Deborah Hill-Cone was hassling the FM about the $2 billion black hole of unallocated money in last week's budget. Dr Cullen filled in that hole, pointing out that about one billion is to pay for the business tax cuts. Around three-quarters of a billion is for increased health spending. Assuming a 2 million personal taxpayer base, that is an increase in health spending of $375 per worker in one year (Remember, by definition government spending cannot cause inflation). That's about a quarter of the premium on a private health scheme.

Yes, Dr Cullen is right; the health ticket is getting pricier all the time. When the old man got his hip replaced in 1981, it was bleeding edge technology. The procedure was so novel it made the headlines. There was even a picture of Trev holding up his old hip bone next to his most trusted friend, a German short-haired pointer called Kaiser, who was looking wistfully at the bone. Nowadays, hip replacements are soundbite units of measurement for health sector productivity. Every New Zealander has the right to have their hips replaced on the government purse.

Thing is, $750 million into health will buy votes and little else. One could arguably do more for the health sector by throwing even half that much into R&D. Hell, even a tenth would be an improvement on what was offered to R&D in the budget.

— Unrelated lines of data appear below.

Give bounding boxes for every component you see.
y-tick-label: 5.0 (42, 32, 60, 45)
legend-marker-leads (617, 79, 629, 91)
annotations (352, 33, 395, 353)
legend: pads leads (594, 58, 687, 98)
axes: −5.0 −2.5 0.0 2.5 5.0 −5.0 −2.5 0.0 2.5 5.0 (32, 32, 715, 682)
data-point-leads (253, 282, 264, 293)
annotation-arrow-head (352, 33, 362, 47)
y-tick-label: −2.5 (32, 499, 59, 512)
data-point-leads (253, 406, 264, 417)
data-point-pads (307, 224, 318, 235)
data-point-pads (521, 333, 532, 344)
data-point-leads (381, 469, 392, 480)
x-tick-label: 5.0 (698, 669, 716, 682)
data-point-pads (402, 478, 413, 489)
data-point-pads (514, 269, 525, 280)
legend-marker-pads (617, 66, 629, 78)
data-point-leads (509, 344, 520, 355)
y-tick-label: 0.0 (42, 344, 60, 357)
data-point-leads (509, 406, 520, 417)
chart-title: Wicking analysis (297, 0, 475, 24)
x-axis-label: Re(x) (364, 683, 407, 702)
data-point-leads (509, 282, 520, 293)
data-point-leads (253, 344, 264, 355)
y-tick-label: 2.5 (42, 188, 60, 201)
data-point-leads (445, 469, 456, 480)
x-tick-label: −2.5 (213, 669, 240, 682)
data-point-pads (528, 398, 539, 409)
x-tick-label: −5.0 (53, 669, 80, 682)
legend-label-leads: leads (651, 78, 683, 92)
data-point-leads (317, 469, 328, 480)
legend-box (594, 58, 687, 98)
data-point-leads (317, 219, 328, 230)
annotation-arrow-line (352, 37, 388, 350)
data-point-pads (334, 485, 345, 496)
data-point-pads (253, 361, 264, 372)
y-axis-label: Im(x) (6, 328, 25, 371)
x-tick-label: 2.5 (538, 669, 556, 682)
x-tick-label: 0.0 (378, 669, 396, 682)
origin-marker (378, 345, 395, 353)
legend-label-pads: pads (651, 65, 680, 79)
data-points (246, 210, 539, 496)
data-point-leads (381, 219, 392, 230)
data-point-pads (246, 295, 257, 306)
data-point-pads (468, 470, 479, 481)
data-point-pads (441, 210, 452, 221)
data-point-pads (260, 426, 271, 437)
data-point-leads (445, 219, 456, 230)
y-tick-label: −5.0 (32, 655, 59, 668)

So, why the fixation on R&D? Well, if you want to make money, look for where the lawyers are. There they are, feasting on patent and intellectual copyrights. NZ's path to riches, or at least mediocrity, lies in thinking up shit no-one else has and clamping a monopoly on the idea for a few years. It is the only feasible way for NZ to catch up in the OECD league and stop our housing being snapped up by Yanks.

NZ used to be the flipside of fickle weather countries such as Ireland (William Hamilton), Scotland (Logie Baird, inventor of the electric babysitter) and the Scandinavians (dynamite, anyone?). We've had William "Bill" Hamilton, inventor of the jet boat, Joseph Nathan, founder of Glaxo of Bunnythorpe, and the creator of the first carbon fibre motorbike, John Britten.

There are some lights on the horizon. Anyone who has followed David Haywood's blog knows that somewhere, somehow, some Kiwis are exploring wave tech. Which, considering we are surrounded by waves, seems a good path of enquiry. Work on superconductors continues apace. But the government could do much more to encourage new ideas. To give you a random fr'instance, research into the medicinal qualities of marijuana honey still lags. Now that would give you a bit more bang for your health dollar.

Wednesday, February 28, 2007

A Thing Well Made

Attention property developers and architects! Next time you build an apartment block, consider using this "now why didn't I think of that" idea:



Imagine the hours of conversation starters you would have explaining how the stains got on the wall.